Feb 12, 2019 | By: Anthony Scott

Northwoods Adventure: How To Make Your Own Maple Syrup

It may not feel like it with the recent snow storms, but the end of winter is on its way, and that means maple syrup farms around the country are gearing up for production. In Minnesota, making your own maple syrup can have some sweet benefits.

“We are about the western side of the world,” Harry Worm, Co-Owner of Clay Hill Farm & Forest, said. “There are no maple trees much west of here.”

There may be no better way to start your day than with some rich golden maple syrup drizzling onto your pancakes. But did you know that you can easily make your own maple syrup right here in Minnesota?

“You can make maple syrup out of one or two taps and boil it on your stove, or you can make 100 gallons,” Worm said. “Whatever you got time for.”

All you need is maple trees, a drill, some taps, a hammer, a collection bucket or bag, something to boil the sap in, and the perfect weather.

“Perfect conditions for sap production is forty degrees or warmer during the day, and it has to freeze at night,” Worm said. “If it freezes at night it makes sap in the trees flow.”

Once you have your taps in the trees, you collect the sap, boil out most of the water, and you’re left with maple syrup.

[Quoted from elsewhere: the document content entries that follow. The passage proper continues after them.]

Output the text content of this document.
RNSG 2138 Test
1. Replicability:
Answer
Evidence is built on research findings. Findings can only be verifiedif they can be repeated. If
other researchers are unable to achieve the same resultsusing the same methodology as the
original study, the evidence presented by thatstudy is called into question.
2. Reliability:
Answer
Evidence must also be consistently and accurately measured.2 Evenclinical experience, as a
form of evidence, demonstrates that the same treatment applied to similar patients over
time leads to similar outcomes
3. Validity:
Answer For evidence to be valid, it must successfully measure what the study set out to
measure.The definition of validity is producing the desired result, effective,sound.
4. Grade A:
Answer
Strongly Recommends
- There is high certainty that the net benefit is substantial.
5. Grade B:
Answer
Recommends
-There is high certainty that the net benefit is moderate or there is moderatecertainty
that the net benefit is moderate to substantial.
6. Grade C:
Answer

In Minnesota, the sap is rich with sugar, making it a little easier to turn sap into syrup.

“Here in Minnesota we are lucky, we get a very rich concentration of sugar in our sap,” Worm said. “Three percent is not uncommon; if you go to Wisconsin or New York or farther east, you will be lucky to get two percent.”

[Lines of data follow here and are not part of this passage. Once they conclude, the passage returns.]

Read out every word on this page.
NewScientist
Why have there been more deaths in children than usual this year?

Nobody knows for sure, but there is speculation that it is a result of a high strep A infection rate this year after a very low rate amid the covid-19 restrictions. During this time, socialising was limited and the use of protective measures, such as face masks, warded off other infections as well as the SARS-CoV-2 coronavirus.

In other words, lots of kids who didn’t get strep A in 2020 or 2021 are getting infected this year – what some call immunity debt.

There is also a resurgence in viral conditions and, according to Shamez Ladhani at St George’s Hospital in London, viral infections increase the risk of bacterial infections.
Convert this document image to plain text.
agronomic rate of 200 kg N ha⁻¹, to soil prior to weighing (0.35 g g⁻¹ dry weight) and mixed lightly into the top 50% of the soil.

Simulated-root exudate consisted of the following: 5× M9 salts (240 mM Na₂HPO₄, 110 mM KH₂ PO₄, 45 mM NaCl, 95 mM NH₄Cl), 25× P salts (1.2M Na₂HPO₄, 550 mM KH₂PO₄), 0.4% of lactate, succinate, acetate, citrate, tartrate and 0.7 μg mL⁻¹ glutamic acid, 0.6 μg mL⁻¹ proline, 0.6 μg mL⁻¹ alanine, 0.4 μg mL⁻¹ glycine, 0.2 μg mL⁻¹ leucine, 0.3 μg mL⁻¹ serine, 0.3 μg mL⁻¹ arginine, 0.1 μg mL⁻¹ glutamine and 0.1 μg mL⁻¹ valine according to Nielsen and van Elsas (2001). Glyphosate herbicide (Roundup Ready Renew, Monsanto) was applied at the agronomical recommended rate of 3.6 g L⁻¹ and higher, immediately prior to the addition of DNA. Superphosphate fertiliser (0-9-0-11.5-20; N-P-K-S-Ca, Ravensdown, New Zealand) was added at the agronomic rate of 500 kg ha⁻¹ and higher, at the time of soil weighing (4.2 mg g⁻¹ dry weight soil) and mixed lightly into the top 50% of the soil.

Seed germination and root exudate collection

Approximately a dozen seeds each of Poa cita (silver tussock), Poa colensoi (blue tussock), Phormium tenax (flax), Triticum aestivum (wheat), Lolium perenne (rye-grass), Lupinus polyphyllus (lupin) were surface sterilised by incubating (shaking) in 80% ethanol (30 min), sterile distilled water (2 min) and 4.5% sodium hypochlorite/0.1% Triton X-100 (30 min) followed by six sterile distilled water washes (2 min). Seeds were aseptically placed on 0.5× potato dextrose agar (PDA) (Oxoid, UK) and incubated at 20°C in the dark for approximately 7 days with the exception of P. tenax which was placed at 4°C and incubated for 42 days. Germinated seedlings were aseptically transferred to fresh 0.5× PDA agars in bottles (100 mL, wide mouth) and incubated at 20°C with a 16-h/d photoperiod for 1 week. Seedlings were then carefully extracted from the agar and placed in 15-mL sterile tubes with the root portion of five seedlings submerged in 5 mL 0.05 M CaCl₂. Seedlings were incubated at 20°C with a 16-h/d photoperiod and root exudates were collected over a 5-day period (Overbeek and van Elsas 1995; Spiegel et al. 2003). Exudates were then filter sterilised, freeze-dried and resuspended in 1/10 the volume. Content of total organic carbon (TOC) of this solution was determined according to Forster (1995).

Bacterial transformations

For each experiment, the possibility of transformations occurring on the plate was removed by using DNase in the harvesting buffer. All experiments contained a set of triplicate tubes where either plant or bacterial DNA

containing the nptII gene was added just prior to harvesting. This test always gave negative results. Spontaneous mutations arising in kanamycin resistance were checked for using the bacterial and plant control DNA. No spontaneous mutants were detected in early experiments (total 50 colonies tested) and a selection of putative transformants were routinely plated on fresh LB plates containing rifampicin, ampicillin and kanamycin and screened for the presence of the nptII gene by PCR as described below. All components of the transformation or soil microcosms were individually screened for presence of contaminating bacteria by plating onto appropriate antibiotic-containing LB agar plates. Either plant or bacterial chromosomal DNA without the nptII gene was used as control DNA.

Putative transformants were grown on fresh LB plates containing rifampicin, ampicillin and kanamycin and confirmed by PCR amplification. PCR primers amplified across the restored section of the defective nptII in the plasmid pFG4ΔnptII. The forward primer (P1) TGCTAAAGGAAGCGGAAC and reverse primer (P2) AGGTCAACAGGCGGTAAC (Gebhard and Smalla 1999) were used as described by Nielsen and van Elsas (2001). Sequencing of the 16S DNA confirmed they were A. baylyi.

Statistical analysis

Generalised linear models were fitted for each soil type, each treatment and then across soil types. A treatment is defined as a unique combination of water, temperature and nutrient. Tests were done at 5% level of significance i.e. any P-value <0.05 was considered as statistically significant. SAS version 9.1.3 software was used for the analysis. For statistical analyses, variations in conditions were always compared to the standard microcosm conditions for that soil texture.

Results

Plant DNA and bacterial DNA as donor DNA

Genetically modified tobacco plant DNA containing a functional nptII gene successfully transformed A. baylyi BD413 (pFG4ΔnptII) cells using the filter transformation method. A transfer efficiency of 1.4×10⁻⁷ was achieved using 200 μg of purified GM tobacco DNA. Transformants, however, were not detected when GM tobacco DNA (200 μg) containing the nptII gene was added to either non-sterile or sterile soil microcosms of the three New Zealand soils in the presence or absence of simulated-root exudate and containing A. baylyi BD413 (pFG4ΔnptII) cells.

Even if you have two bottles of maple syrup that come from the same tree, the color of the syrup can be vastly different because of what time of the season the sap was drawn, and that results in a completely different taste.

“The first sap that you get out of a tree will be a very light maple flavor, and almost a vanilla taste,” Worm said. “The sap that’s produced at the end of the season will be darker, the syrup will have a rich heavy maple flavor to it, and you won’t taste any of those vanillas in it.”

Producing your own maple syrup can be a great family event as well.

“My son and I have talked about wanting to do that a few times, but we tend to get overwhelmed when you’re trying to start something you’ve never seen before,” Brainerd resident Linnea King said. “So, it was really good to be able to actually drill into the stump that they had and see exactly how far to go, and what to do.”

The maple syrup season doesn’t last long, but it leaves you with a sweet reward at the end.